Schlüsselerlebnis mit 12 Jahren
Das trifft auch auf Liliane Amuat zu. Mit 18 Jahren brach sie nach Wien auf, nach drei Jahren am Max-Reinhardt-Seminar erhielt sie bereits ein festes Engagement am Burgtheater, im Sommer 2015 folgte sie Andreas Beck von der Donau an den Rhein.

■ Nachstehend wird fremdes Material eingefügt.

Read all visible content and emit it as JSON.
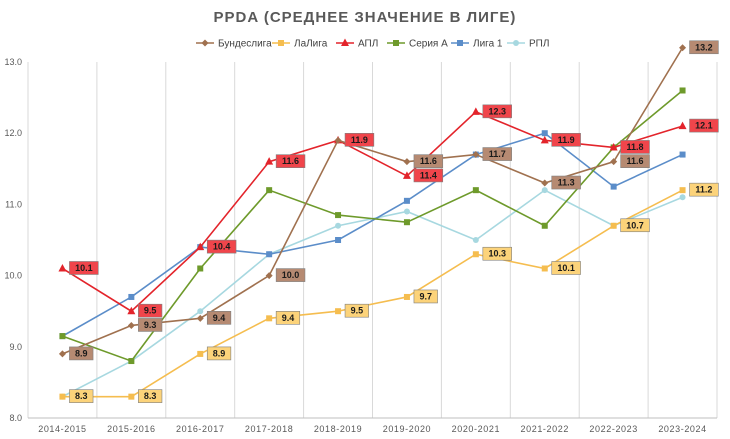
{
  "chart_data": {
    "type": "line",
    "title": "PPDA (СРЕДНЕЕ ЗНАЧЕНИЕ В ЛИГЕ)",
    "xlabel": "",
    "ylabel": "",
    "ylim": [
      8.0,
      13.0
    ],
    "yticks": [
      "8.0",
      "9.0",
      "10.0",
      "11.0",
      "12.0",
      "13.0"
    ],
    "grid": "vertical",
    "legend": "top",
    "categories": [
      "2014-2015",
      "2015-2016",
      "2016-2017",
      "2017-2018",
      "2018-2019",
      "2019-2020",
      "2020-2021",
      "2021-2022",
      "2022-2023",
      "2023-2024"
    ],
    "series": [
      {
        "name": "Бундеслига",
        "color": "#a0714f",
        "label_bg": "#b68a72",
        "marker": "diamond",
        "values": [
          8.9,
          9.3,
          9.4,
          10.0,
          11.9,
          11.6,
          11.7,
          11.3,
          11.6,
          13.2
        ],
        "labels": [
          "8.9",
          "9.3",
          "9.4",
          "10.0",
          null,
          "11.6",
          "11.7",
          "11.3",
          "11.6",
          "13.2"
        ]
      },
      {
        "name": "ЛаЛига",
        "color": "#f5bd4f",
        "label_bg": "#fcd37a",
        "marker": "square",
        "values": [
          8.3,
          8.3,
          8.9,
          9.4,
          9.5,
          9.7,
          10.3,
          10.1,
          10.7,
          11.2
        ],
        "labels": [
          "8.3",
          "8.3",
          "8.9",
          "9.4",
          "9.5",
          "9.7",
          "10.3",
          "10.1",
          "10.7",
          "11.2"
        ]
      },
      {
        "name": "АПЛ",
        "color": "#e3242b",
        "label_bg": "#f0454b",
        "marker": "triangle",
        "values": [
          10.1,
          9.5,
          10.4,
          11.6,
          11.9,
          11.4,
          12.3,
          11.9,
          11.8,
          12.1
        ],
        "labels": [
          "10.1",
          "9.5",
          "10.4",
          "11.6",
          "11.9",
          "11.4",
          "12.3",
          "11.9",
          "11.8",
          "12.1"
        ]
      },
      {
        "name": "Серия А",
        "color": "#6e9a2b",
        "label_bg": "#6e9a2b",
        "marker": "square",
        "values": [
          9.15,
          8.8,
          10.1,
          11.2,
          10.85,
          10.75,
          11.2,
          10.7,
          11.8,
          12.6
        ],
        "labels": [
          null,
          null,
          null,
          null,
          null,
          null,
          null,
          null,
          null,
          null
        ]
      },
      {
        "name": "Лига 1",
        "color": "#5b8dc9",
        "label_bg": "#5b8dc9",
        "marker": "square",
        "values": [
          9.15,
          9.7,
          10.4,
          10.3,
          10.5,
          11.05,
          11.7,
          12.0,
          11.25,
          11.7
        ],
        "labels": [
          null,
          null,
          null,
          null,
          null,
          null,
          null,
          null,
          null,
          null
        ]
      },
      {
        "name": "РПЛ",
        "color": "#a7d8e0",
        "label_bg": "#a7d8e0",
        "marker": "circle",
        "values": [
          8.3,
          8.8,
          9.5,
          10.3,
          10.7,
          10.9,
          10.5,
          11.2,
          10.7,
          11.1
        ],
        "labels": [
          null,
          null,
          null,
          null,
          null,
          null,
          null,
          null,
          null,
          null
        ]
      }
    ]
  }
}
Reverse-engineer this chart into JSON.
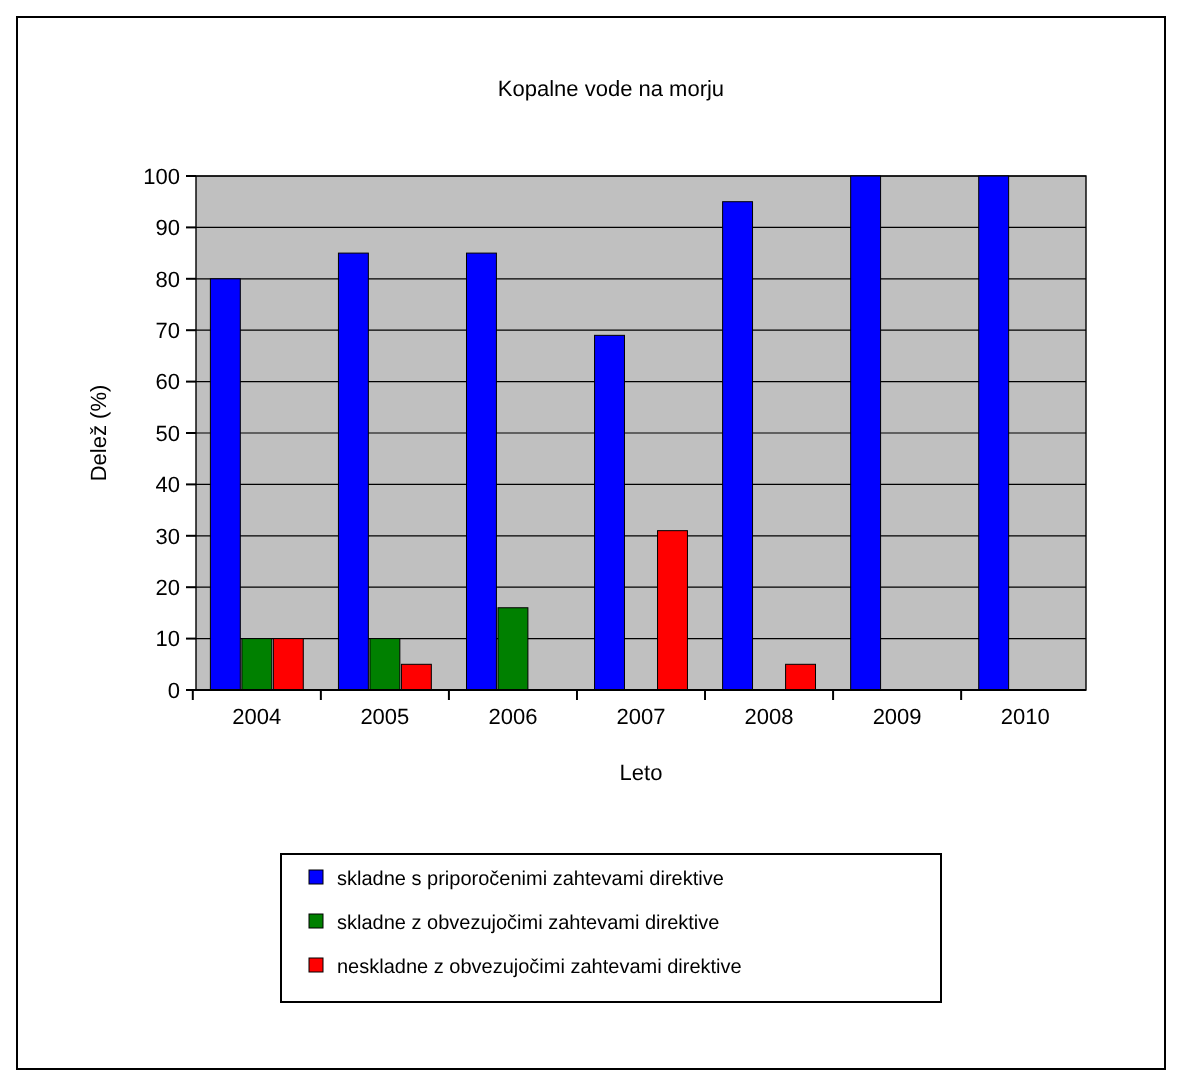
{
  "chart_data": {
    "type": "bar",
    "title": "Kopalne vode na morju",
    "xlabel": "Leto",
    "ylabel": "Delež (%)",
    "categories": [
      "2004",
      "2005",
      "2006",
      "2007",
      "2008",
      "2009",
      "2010"
    ],
    "series": [
      {
        "name": "skladne s priporočenimi zahtevami direktive",
        "color": "#0000ff",
        "values": [
          80,
          85,
          85,
          69,
          95,
          100,
          100
        ]
      },
      {
        "name": "skladne z obvezujočimi zahtevami direktive",
        "color": "#008000",
        "values": [
          10,
          10,
          16,
          0,
          0,
          0,
          0
        ]
      },
      {
        "name": "neskladne z obvezujočimi zahtevami direktive",
        "color": "#ff0000",
        "values": [
          10,
          5,
          0,
          31,
          5,
          0,
          0
        ]
      }
    ],
    "ylim": [
      0,
      100
    ],
    "yticks": [
      0,
      10,
      20,
      30,
      40,
      50,
      60,
      70,
      80,
      90,
      100
    ],
    "grid": "y",
    "legend": "bottom"
  }
}
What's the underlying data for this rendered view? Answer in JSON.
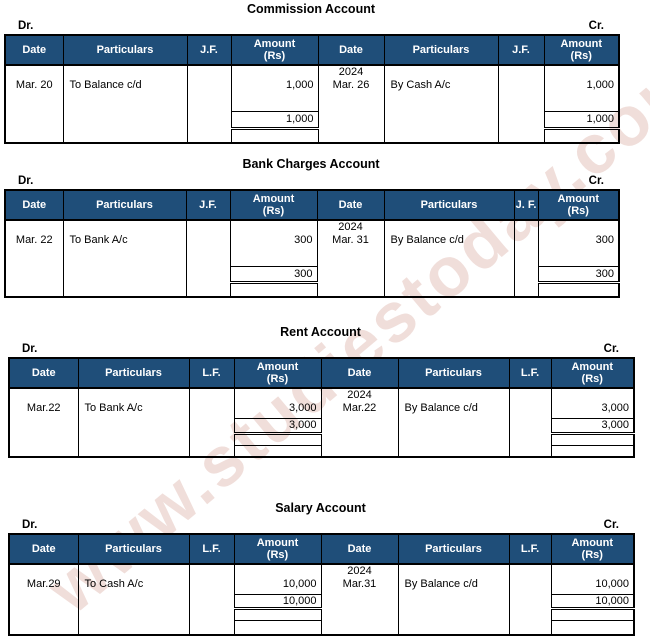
{
  "watermark": {
    "text": "www.studiestoday.com",
    "color": "#c68070"
  },
  "header_color": "#1F4E79",
  "accounts": [
    {
      "title": "Commission Account",
      "dr_label": "Dr.",
      "cr_label": "Cr.",
      "headers": {
        "date_left": "Date",
        "particulars_left": "Particulars",
        "folio_left": "J.F.",
        "amount_line1": "Amount",
        "amount_line2": "(Rs)",
        "date_right": "Date",
        "particulars_right": "Particulars",
        "folio_right": "J.F."
      },
      "debit": {
        "year": "",
        "date": "Mar. 20",
        "particulars": "To Balance c/d",
        "folio": "",
        "amount": "1,000",
        "total": "1,000"
      },
      "credit": {
        "year": "2024",
        "date": "Mar. 26",
        "particulars": "By Cash A/c",
        "folio": "",
        "amount": "1,000",
        "total": "1,000"
      }
    },
    {
      "title": "Bank Charges Account",
      "dr_label": "Dr.",
      "cr_label": "Cr.",
      "headers": {
        "date_left": "Date",
        "particulars_left": "Particulars",
        "folio_left": "J.F.",
        "amount_line1": "Amount",
        "amount_line2": "(Rs)",
        "date_right": "Date",
        "particulars_right": "Particulars",
        "folio_right": "J. F."
      },
      "debit": {
        "year": "",
        "date": "Mar. 22",
        "particulars": "To Bank A/c",
        "folio": "",
        "amount": "300",
        "total": "300"
      },
      "credit": {
        "year": "2024",
        "date": "Mar. 31",
        "particulars": "By Balance c/d",
        "folio": "",
        "amount": "300",
        "total": "300"
      }
    },
    {
      "title": "Rent Account",
      "dr_label": "Dr.",
      "cr_label": "Cr.",
      "headers": {
        "date_left": "Date",
        "particulars_left": "Particulars",
        "folio_left": "L.F.",
        "amount_line1": "Amount",
        "amount_line2": "(Rs)",
        "date_right": "Date",
        "particulars_right": "Particulars",
        "folio_right": "L.F."
      },
      "debit": {
        "year": "",
        "date": "Mar.22",
        "particulars": "To Bank A/c",
        "folio": "",
        "amount": "3,000",
        "total": "3,000"
      },
      "credit": {
        "year": "2024",
        "date": "Mar.22",
        "particulars": "By Balance c/d",
        "folio": "",
        "amount": "3,000",
        "total": "3,000"
      }
    },
    {
      "title": "Salary Account",
      "dr_label": "Dr.",
      "cr_label": "Cr.",
      "headers": {
        "date_left": "Date",
        "particulars_left": "Particulars",
        "folio_left": "L.F.",
        "amount_line1": "Amount",
        "amount_line2": "(Rs)",
        "date_right": "Date",
        "particulars_right": "Particulars",
        "folio_right": "L.F."
      },
      "debit": {
        "year": "",
        "date": "Mar.29",
        "particulars": "To Cash A/c",
        "folio": "",
        "amount": "10,000",
        "total": "10,000"
      },
      "credit": {
        "year": "2024",
        "date": "Mar.31",
        "particulars": "By Balance c/d",
        "folio": "",
        "amount": "10,000",
        "total": "10,000"
      }
    }
  ]
}
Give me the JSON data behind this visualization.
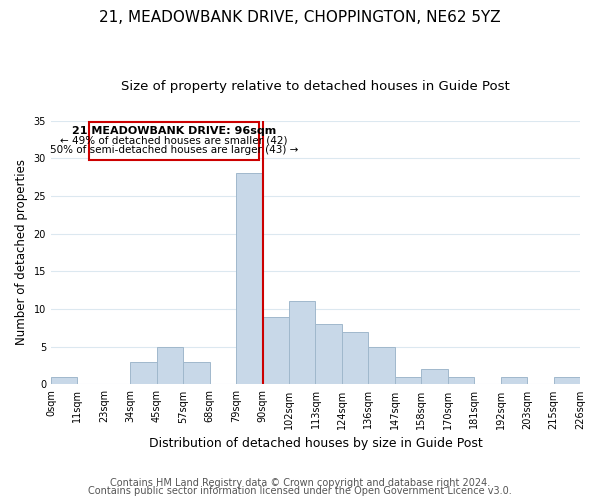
{
  "title": "21, MEADOWBANK DRIVE, CHOPPINGTON, NE62 5YZ",
  "subtitle": "Size of property relative to detached houses in Guide Post",
  "xlabel": "Distribution of detached houses by size in Guide Post",
  "ylabel": "Number of detached properties",
  "bar_labels": [
    "0sqm",
    "11sqm",
    "23sqm",
    "34sqm",
    "45sqm",
    "57sqm",
    "68sqm",
    "79sqm",
    "90sqm",
    "102sqm",
    "113sqm",
    "124sqm",
    "136sqm",
    "147sqm",
    "158sqm",
    "170sqm",
    "181sqm",
    "192sqm",
    "203sqm",
    "215sqm",
    "226sqm"
  ],
  "bar_values": [
    1,
    0,
    0,
    3,
    5,
    3,
    0,
    28,
    9,
    11,
    8,
    7,
    5,
    1,
    2,
    1,
    0,
    1,
    0,
    1
  ],
  "bar_color": "#c8d8e8",
  "bar_edge_color": "#a0b8cc",
  "vline_x": 8,
  "vline_color": "#cc0000",
  "annotation_title": "21 MEADOWBANK DRIVE: 96sqm",
  "annotation_line1": "← 49% of detached houses are smaller (42)",
  "annotation_line2": "50% of semi-detached houses are larger (43) →",
  "annotation_box_color": "#ffffff",
  "annotation_box_edge": "#cc0000",
  "ylim": [
    0,
    35
  ],
  "yticks": [
    0,
    5,
    10,
    15,
    20,
    25,
    30,
    35
  ],
  "footer1": "Contains HM Land Registry data © Crown copyright and database right 2024.",
  "footer2": "Contains public sector information licensed under the Open Government Licence v3.0.",
  "background_color": "#ffffff",
  "grid_color": "#dce8f0",
  "title_fontsize": 11,
  "subtitle_fontsize": 9.5,
  "xlabel_fontsize": 9,
  "ylabel_fontsize": 8.5,
  "footer_fontsize": 7
}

Seither spielt sie im Ensemble des Theaters Basel und hat neben «Lotto» schon zwei weitere Filme gedreht: «Der Frosch» läuft ebenfalls an den Solothurner Filmtagen, «Skizzen von Lou» startet am 2. Februar in den Kinos.

«Ich arbeite viel», nickt Amuat. «Aber Projekte wie ‹Drei Schwestern› und ‹Lotto› geben dir auch viel Energie zurück.» Mit 12 Jahren stand sie erstmals vor der Linse ihrer älteren Schwester, die Fotografin ist. Ein Schlüsselerlebnis: «Meine Schwester hat mich für ihre Diplomarbeit jeden Tag fotografiert. Das fand ich damals nicht immer angenehm – manchmal möchte man ja lieber nicht gesehen werden, und die Kamera sieht alles. Heute kann ich offen in diese Situationen hineingehen.»

Das merkt man. Liliane Amuat wirkt auf der Leinwand authentisch und ungeheuer charismatisch. Wichtig bei einem Dreh, sagt die 27-Jährige, sei dass sich Schauspieler und Regisseur vertrauen. Denn: «Das Spielen ist ein sehr sensibler, intimer Vorgang. Man zeigt so viel von sich. Wenn Vertrauen da ist, kann ich fliegen.» Die Zusammenarbeit mit «Lotto»-Regisseur Micha Lewinsky, der Amuat viel Raum zum Improvisieren liess, beschreibt sie als tolles Erlebnis.

«Ich habe mich sehr über diese Rolle gefreut», erzählt die Darstellerin, die es mag, Situationen zu spielen, die ihr fremd sind. Vor Drehbeginn begleitete sie eine Frau, die auf einen Rollstuhl angewiesen ist, und konnte ihr Fragen stellen. «Wir fuhren zusammen durch die Stadt, und ich erlebte, wie die Leute auf einen reagieren. Etwas davon ist im Film zu sehen.»

Nun freut sich Amuat auf die Reaktionen des Publikums an den Solothurner Filmtagen. Dort ist «Lotto» für den Publikumspreis nominiert, genau wie ihr anderer Film «Der Frosch», den sie ein Jahr zuvor gedreht hatte.

Kurios: Urs Jucker, der in «Lotto» ihren Bruder spielt, spielt auch in «Der Frosch» neben Amuat die männliche Hauptrolle – als ihr Liebhaber. «Ich finde, wir passen besser als Geschwister», lacht die Darstellerin. «Wir kennen uns jetzt so gut, dass wir uns wie richtige Geschwister anstacheln, wenn der eine im Spiel nicht mehr weiter weiss. Und wir können uns alles sagen.»

Film und Theater – Liliane Amuat möchte auch in Zukunft beides machen. «Ich könnte weder auf das eine noch auf das andere verzichten», sagt die viel beschäftigte Schauspielerin, die gerade ihre ersten vier freien Tage seit langem genoss. Sie betont: «Ich brauche beides.» Nun, wenn ein Wirbelwind mal Fahrt aufgenommen hat, ist er eben kaum mehr zu bremsen.